LANDSCAPE REVIEW OF NUTRITION SENSITIVE SOCIAL PROTECTION IN THE SADC REGION 2024

Date Signed
English

In the Southern African Development Community (SADC) Region, child malnutrition poses a significant socio-economic challenge, with six out of sixteen Member States exhibiting high stunting prevalence (20% to <30%) and eight showing very high prevalence (≳30%).2 Further, in sub-Saharan Africa (SSA) only 23% of children aged 6 to 23 months meet minimum dietary diversity and 44% meet minimum meal frequency. 3 Three-quarters of Member States report a prevalence of anaemia in pregnant women exceeding 20%, which is a level of public health concern according to the World Health Organization (WHO). 4 Lastly, being overweight in children under five years is a growing concern with five Member States’ prevalence classified as high. 


Addressing this triple burden of malnutrition necessitates a comprehensive systems approach. Food insecurity, poverty, and undernutrition are intricately linked, with malnutrition serving as both a contributing factor to and a consequence of poverty. Social protection emerges as part of a comprehensive package of multi-system interventions to address monetary poverty and lack of availability of nutritious foods as key drivers of malnutrition. Example programmes include food baskets, cash transfers, and meals through school feeding programmes. These initiatives can be made nutrition-sensitive by explicitly integrating nutrition-related objectives, targeting the most nutritionally vulnerable and acting as platforms for additional multi-sectoral nutrition-specific interventions.


AIM AND OBJECTIVES
This study aimed to identify gaps and assess opportunities within existing policy and programmes for nutrition-sensitive social protection in the Region. By focusing on these opportunities, the study looked to showcase case studies of Member States that are making progress in this aspect and provide comprehensive recommendations covering policy, governance structures, implementation, and monitoring and evaluation to support the scale up nutrition-sensitive social protection.

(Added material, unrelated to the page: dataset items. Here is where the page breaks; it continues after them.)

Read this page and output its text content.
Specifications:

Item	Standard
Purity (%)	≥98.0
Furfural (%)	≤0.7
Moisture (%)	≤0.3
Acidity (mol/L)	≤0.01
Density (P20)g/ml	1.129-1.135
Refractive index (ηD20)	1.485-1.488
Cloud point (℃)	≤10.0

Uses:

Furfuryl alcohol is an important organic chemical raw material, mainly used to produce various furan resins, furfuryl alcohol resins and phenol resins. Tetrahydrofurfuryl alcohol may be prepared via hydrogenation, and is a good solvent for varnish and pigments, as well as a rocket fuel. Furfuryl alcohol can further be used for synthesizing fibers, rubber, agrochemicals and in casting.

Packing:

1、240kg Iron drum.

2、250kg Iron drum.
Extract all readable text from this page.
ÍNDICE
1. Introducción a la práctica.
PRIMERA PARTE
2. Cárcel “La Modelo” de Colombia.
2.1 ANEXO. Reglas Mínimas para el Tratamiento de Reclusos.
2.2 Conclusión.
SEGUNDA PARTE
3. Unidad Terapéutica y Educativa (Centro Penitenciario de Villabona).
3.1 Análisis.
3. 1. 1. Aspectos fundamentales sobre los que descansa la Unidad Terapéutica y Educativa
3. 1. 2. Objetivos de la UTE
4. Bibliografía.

This approach is designed to strengthen support for enhanced nutrition outcomes for women and children.


Specific objectives included:
1. To provide an overview of the state of nutrition-sensitive social protection policies and programmes in the SADC Region across policy, governance, financing, programmes, and monitoring and evaluation.
2. To identify the most positively impactful maternal and child nutrition indicators and/or promising social assistance programmes reaching nutritionally vulnerable groups across the SADC Region, with a focus on gender-responsive and inclusive approaches and the supporting governance environment in which they have been embedded.
3. To identify innovations in the design, implementation, and monitoring of nutrition-sensitive SPPs in the SADC Region.
4. To determine feasible options for scale-up and dissemination to improve policy and programme design and implementation by embedding both nutrition-specific and nutrition-sensitive interventions into policies and programmes.